The heatmap made the structure clearer. Sex_encoded is the single strongest numeric predictor of survival (0.54). Pclass and Fare are highly correlated with each other (-0.55) and both correlate with survival - Pclass at -0.36, Fare at 0.27. Age correlates weakly with almost everything.

These findings align with the historical record - women and first-class passengers had priority access to lifeboats. The data reflects that. What's useful about the visualisation step is that it surfaces these patterns before any modelling - the charts carry the finding without needing a classifier.

One thing I find worth noting: the analysis above is descriptive, not causal. The correlations say which variables move together, not why. Pclass correlating with Survived doesn't prove that passenger class caused differential survival rates - it's consistent with that explanation, but other variables (location of cabin relative to lifeboats, boarding port, social connections to crew) aren't in this dataset and could be confounding.
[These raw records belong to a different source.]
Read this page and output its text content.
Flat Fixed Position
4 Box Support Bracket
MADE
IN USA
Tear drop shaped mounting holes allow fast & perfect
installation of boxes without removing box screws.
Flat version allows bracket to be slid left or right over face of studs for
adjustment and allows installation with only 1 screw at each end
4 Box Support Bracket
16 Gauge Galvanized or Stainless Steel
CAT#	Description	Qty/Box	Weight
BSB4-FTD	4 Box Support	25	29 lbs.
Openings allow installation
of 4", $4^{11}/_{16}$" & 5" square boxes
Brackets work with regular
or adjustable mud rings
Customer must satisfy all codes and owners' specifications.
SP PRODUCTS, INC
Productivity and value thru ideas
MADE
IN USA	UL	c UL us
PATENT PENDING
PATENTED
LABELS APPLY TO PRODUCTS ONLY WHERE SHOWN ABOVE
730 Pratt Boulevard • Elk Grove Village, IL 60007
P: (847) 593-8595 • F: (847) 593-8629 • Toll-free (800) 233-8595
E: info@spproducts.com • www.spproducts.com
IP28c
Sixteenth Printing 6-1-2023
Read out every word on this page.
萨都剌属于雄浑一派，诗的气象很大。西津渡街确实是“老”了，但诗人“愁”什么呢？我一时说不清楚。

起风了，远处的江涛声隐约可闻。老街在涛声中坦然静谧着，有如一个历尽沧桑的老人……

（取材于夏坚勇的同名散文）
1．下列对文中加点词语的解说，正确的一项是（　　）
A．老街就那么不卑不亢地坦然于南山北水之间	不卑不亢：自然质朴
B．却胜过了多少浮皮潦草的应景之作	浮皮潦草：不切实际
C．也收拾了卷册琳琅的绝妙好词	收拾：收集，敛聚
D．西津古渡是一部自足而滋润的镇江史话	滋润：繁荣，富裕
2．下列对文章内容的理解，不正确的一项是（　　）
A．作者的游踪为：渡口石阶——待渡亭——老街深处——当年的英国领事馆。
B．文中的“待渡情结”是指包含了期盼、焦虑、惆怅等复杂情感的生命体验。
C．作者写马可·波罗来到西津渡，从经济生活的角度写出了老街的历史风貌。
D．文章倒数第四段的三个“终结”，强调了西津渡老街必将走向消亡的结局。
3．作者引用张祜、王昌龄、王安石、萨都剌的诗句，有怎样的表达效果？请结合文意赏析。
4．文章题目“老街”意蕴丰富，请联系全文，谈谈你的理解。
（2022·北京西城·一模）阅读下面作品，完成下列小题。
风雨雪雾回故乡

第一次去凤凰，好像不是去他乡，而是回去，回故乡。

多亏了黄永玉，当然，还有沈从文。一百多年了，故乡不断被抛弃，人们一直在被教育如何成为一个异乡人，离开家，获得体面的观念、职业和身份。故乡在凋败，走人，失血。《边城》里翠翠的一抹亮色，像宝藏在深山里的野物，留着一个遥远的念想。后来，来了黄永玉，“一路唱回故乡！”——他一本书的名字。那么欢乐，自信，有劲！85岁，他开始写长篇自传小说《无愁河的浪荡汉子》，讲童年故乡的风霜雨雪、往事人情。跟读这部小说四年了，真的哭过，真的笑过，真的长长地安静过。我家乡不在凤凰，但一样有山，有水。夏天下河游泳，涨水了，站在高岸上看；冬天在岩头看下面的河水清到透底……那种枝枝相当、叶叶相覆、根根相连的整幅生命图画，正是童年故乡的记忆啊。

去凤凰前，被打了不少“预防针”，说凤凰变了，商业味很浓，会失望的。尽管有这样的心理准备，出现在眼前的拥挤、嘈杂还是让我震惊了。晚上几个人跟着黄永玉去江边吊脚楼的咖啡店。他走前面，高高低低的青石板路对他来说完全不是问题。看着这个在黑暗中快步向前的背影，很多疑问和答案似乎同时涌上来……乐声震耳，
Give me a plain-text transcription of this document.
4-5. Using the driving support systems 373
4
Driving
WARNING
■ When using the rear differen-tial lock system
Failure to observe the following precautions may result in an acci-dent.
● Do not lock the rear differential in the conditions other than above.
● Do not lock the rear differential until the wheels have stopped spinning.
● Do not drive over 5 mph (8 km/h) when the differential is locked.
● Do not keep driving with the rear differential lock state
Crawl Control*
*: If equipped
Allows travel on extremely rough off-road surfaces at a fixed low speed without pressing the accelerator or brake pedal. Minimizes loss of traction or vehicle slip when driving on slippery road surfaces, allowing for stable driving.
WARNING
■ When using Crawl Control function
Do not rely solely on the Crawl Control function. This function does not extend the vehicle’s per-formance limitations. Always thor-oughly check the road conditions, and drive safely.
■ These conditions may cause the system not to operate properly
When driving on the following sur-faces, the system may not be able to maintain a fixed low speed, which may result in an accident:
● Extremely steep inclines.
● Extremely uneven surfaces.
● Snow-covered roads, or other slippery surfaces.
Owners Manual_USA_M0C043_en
That distinction - correlation versus causation - is easy to state but genuinely easy to forget in practice when the numbers look clean and the story is compelling.

What I Took from This

pandas' DataFrame is the standard container for tabular data in Python. The audit steps - shape, dtypes, null counts, describe - are the same every time, regardless of the dataset.
Missing values require a decision, not just a default. The right choice depends on what you're doing with the data. Dropping versus imputing have different implications and shouldn't be made automatically.
A scatter plot with colour encoding is one of the most information-dense single charts available. It shows two continuous relationships and a categorical distinction simultaneously.
A correlation heatmap gives a fast structural overview of a dataset. It surfaces redundant variables (high mutual correlation) and strong predictors (high correlation with the outcome variable) before any modelling work begins.
Correlation is not causation. The pattern in this data is real and interpretable, but the data doesn't contain everything that influenced survival. Clean correlations in a small dataset are not the same as established causal relationships.
Data provenance matters. The questions to ask before analysing any dataset: where did it come from, who collected it, what's missing, and what might have been excluded.